Jonathan and the other pilots jumped up and ran toward the waiting ranks of Hurricanes. He led the dash for the planes, calling over his shoulder to his best friend, Reggie Howard, “Hey Reggie, follow me. I'll show you how it's done.” Reggie had shot down three Heinkels the day before. He grinned as he ran past to his plane.

The Hurricanes took off, one after the other, as fast as they could clear the airstrip. But the warning hadn't come in time. The last plane was just airborne when Squadron Leader Mitchell called, “Bandits . . . bandits, 80-plus. Angels one-seven, three o'clock.”

The Messerschmitts, slanting out of the early morning sun, peeled down from 17,000 feet onto the hapless Hurricanes.

Jonathan Harris was in the third Hurricane up. He climbed as fast as he could, then at the last possible instant, dived in a tight circle. The ME-110 bearing down on him overshot. For a brief mind-searing instant, Jonathan's Hurricane roared at tree-top level toward an orchard. Jonathan saw the trees in a blur. If the plane didn't lift now, it would be too late. He pulled on the stick with all his strength. He smelled oil and exhaust fumes, heard the squeal of the engine. Abruptly, the nose pulled up and he was climbing. Planes broke away from each other, streaking wildly across the sky, as formless as scattered marbles.

To Jonathan's left, a yellow-nosed ME110 stalked a Hurricane. He turned. Now the sun was behind him. He flew down. Closer, closer, close enough. His gloved thumb pressed the red button in the center of the control column. Bullets curved in a broken white line. The ME110 exploded. Jonathan immediately pulled up, higher, higher. His head swung violently right and left. Was anyone behind him? Anyone? Anywhere?

Another ME110 slipped away beneath him. He veered, was turning to follow when he heard Jimmy Kinkaid shout, “Reggie, Reggie! Bandit . . . six o'clock.”

Jonathan looked through the windscreen at Reggie's plane. It didn't take more than eight seconds to happen. The ME110 was already firing.
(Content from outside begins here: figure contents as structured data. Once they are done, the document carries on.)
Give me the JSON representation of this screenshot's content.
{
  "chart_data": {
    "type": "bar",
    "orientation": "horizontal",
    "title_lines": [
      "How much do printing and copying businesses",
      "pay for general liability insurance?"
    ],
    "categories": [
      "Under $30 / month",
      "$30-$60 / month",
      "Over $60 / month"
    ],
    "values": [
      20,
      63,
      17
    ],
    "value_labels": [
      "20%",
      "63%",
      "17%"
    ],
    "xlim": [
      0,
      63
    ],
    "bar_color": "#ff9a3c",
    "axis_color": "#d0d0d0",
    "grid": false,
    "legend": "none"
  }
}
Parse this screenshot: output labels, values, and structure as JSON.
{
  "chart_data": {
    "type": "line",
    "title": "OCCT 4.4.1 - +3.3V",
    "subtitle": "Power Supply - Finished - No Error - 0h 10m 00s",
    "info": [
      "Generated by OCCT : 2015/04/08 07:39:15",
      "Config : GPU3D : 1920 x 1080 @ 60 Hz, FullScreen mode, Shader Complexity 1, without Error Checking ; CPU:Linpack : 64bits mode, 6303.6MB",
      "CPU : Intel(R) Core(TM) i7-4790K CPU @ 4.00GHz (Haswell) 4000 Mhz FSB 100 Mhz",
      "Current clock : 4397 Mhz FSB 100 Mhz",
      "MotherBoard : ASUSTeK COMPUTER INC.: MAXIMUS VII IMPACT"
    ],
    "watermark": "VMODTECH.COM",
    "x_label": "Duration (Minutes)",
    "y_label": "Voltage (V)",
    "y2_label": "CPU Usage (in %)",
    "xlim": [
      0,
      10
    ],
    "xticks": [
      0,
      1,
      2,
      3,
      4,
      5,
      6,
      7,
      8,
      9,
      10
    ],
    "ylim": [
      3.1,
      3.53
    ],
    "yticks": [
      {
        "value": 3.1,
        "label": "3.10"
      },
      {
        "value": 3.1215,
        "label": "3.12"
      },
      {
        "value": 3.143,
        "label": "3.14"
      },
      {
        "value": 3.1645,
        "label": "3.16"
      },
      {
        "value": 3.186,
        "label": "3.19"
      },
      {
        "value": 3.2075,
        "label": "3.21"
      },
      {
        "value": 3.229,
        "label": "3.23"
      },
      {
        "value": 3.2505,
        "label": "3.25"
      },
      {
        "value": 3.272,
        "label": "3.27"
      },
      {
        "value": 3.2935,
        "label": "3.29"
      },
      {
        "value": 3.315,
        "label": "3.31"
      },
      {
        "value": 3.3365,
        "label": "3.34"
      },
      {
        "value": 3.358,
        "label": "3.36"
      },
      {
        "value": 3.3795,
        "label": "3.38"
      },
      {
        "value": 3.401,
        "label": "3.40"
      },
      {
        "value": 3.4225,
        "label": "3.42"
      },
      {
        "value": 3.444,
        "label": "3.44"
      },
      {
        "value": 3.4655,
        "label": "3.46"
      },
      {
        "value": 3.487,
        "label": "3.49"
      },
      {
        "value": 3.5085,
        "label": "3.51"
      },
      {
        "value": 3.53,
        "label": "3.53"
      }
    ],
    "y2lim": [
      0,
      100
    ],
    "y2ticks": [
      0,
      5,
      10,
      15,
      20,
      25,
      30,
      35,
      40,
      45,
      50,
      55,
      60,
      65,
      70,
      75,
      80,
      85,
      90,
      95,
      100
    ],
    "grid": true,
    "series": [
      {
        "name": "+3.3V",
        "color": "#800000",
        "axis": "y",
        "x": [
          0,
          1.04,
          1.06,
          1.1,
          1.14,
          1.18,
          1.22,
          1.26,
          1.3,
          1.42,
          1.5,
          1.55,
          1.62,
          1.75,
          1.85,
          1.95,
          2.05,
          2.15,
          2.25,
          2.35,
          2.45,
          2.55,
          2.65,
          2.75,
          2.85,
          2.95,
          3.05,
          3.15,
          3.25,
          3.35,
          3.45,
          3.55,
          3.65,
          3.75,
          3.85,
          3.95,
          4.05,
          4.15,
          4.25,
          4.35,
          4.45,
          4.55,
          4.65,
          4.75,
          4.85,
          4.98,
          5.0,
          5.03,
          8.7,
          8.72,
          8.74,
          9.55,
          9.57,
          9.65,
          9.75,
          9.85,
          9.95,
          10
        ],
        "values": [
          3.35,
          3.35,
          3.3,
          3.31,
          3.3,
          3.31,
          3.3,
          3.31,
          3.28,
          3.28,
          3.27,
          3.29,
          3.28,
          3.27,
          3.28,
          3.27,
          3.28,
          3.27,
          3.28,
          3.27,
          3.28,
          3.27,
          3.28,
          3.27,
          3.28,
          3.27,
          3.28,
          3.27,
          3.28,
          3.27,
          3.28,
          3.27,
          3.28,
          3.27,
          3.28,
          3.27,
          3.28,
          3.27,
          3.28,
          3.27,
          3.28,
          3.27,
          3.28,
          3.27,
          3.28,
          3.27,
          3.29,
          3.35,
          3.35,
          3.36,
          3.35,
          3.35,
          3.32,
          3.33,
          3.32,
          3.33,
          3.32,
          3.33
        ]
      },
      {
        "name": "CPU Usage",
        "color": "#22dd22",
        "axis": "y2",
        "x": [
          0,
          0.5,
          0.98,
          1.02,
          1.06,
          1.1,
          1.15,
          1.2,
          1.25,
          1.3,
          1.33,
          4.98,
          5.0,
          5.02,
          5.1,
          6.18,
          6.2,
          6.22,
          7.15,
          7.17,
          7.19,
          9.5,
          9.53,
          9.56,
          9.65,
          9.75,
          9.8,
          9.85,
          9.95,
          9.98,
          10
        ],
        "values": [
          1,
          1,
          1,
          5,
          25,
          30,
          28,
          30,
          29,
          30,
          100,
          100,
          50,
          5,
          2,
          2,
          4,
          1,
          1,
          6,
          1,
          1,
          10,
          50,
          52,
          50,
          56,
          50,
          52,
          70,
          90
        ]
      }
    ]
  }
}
Jonathan had time to think how much the stream of tracer bullets looked like confetti and to see the ragged series of black holes in the fuselage of Reggie's Hurricane before flames puffed up behind the engine. For an instant, there was a thin wavering line of fire, no stronger or wilder than flickering flame in a fireplace. For an instant. Until the petrol tanks exploded and a searing roiling sheet of yellow flame enveloped the entire Hurricane. The plane's metal was dark inside the flames and, dimly, horribly, Reggie shriveled into a blackened mass.